<Snipped quote by DarkwolfX37>
I'm actually curious about your answer, since you won't derive it from biblical beliefs--mine is based on the biblical idea that man has a fallen nature.
It's a bit roundabout when I say it so bear with me. The long story short is that we developed empathy along the way, we don't like pain, so it's a useful tool against things that feel pain that we don't like.
It helped us survive. Humans don't have claws, or sharp teeth, or high speed, or high jumping ability, or tusks, tough skin, etc. that other species have to keep them alive. We've got tools and a "more advanced brain" that spawned them. We respond to pain, like any mammal does, and we're a social species that builds tight-knit groups, tribes, societies, so on. If someone who has better tools than you gets food, and you don't get any, you'll starve. If you're starving, you'll want to kill to survive. If you're not getting much food or mates because you aren't high socially, you'll aim that intent at those in charge, rather than at prey. Because we respond to pain, inflicting pain to subjugate others is the obvious action to take to get more people to obey you. Our drive to survive and breed leads to fighting within our own tribe, and our instinct that anything different is dangerous leads to fighting between tribes. Because this helped us survive and later thrive, it was never bred out of us. So as time went on and we gained communication, we gained more ability to inflict pain to other things, because now we can more effectively organize our own group to work together against prey or other groups. We respond to pain, so we could use our group to subjugate another group, increasing the size of our own. Then the fighting moves back to within, because everyone wants the highest status to get the most mates. With language came ideas, then ideals, and suddenly motives changed but the method still works. Someone with a different language comes, we can't communicate, they're different and we don't understand them therefor they're dangerous, so kill or wound them. More time goes and our tribes get bigger, we need more resources, competition with other tribes grows. Suddenly you have nations and wars. From there, survivors pass on their tensions to their offspring, and you get revenge added onto distrust of the unknown. Skip to today, we have this same tension between skin shades, between cultures, between ideas... Instead of breeding out hatred of the new to us, we bred it in deeper because it worked for us. Now we're outside of huge chunks of natural selection so we don't need it very much anymore, but it's still there in our instincts, and generations don't try to raise it out of their offspring, so it keeps growing and stagnates at the status quo.

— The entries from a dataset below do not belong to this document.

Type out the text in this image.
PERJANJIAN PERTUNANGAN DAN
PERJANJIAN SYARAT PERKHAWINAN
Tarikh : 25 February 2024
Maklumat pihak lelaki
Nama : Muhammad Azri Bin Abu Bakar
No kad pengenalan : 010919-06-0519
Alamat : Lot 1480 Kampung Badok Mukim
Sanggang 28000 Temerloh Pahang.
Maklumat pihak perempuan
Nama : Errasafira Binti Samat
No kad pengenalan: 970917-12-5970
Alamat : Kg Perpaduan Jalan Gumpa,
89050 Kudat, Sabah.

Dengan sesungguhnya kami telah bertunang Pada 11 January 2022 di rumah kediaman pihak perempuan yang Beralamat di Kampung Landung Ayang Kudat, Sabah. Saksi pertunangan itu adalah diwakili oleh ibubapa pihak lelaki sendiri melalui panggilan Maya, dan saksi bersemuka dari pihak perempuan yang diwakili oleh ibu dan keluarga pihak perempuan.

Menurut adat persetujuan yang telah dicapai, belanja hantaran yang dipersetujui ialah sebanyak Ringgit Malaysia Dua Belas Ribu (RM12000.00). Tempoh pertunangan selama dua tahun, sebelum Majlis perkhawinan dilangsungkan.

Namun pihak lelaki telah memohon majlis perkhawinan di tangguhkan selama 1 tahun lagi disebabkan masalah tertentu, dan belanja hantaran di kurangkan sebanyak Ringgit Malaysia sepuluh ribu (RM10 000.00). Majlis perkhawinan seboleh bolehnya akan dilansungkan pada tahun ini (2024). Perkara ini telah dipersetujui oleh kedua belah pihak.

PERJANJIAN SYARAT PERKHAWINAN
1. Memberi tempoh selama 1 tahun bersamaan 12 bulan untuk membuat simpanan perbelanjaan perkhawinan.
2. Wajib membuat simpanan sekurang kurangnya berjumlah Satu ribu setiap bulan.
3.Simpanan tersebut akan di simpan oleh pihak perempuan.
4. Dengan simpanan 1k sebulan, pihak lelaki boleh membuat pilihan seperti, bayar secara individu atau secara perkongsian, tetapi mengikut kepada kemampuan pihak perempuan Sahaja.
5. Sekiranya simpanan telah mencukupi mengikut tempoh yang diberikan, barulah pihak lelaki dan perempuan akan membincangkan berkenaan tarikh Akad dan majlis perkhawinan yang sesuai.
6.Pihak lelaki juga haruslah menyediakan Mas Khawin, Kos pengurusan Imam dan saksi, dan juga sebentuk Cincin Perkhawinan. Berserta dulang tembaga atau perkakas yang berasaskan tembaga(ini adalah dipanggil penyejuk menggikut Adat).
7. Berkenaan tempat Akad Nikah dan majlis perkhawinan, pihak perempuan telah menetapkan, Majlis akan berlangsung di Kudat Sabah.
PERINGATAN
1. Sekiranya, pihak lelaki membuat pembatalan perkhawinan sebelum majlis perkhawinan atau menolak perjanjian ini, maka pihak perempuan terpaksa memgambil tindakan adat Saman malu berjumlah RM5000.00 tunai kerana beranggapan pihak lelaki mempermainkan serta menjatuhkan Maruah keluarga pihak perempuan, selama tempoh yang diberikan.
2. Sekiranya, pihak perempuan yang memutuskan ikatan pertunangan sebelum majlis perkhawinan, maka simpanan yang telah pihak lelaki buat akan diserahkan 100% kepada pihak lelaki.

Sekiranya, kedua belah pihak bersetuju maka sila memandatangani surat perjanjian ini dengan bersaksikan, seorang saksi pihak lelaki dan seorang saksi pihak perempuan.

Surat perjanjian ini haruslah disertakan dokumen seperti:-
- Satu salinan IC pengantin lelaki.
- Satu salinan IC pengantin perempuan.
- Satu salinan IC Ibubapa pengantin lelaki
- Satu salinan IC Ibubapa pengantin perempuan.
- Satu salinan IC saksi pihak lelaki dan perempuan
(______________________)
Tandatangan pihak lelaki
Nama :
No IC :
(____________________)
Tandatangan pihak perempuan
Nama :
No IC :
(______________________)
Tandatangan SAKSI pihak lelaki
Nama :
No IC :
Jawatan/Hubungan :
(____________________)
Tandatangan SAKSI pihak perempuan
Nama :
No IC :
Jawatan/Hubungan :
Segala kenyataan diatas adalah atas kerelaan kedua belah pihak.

Bing bang boom we're violent towards each other and have no outside threats to direct it towards instead, and we don't educate everyone to a high enough degree which furthers the differences and the instinctual distrust that comes with them, we don't recognize the outside threats we create, and so we just sit here trying to beat the shit out of each other.
Long diatribe that basically boils down to "it helped us when we were a young species, on an individual and group level, so those with the violent approaches bred well and those without didn't, and now nearly everyone has it and doesn't try to raise it out, so there's no counterbalance to the nature from the nurture, leading to fighting.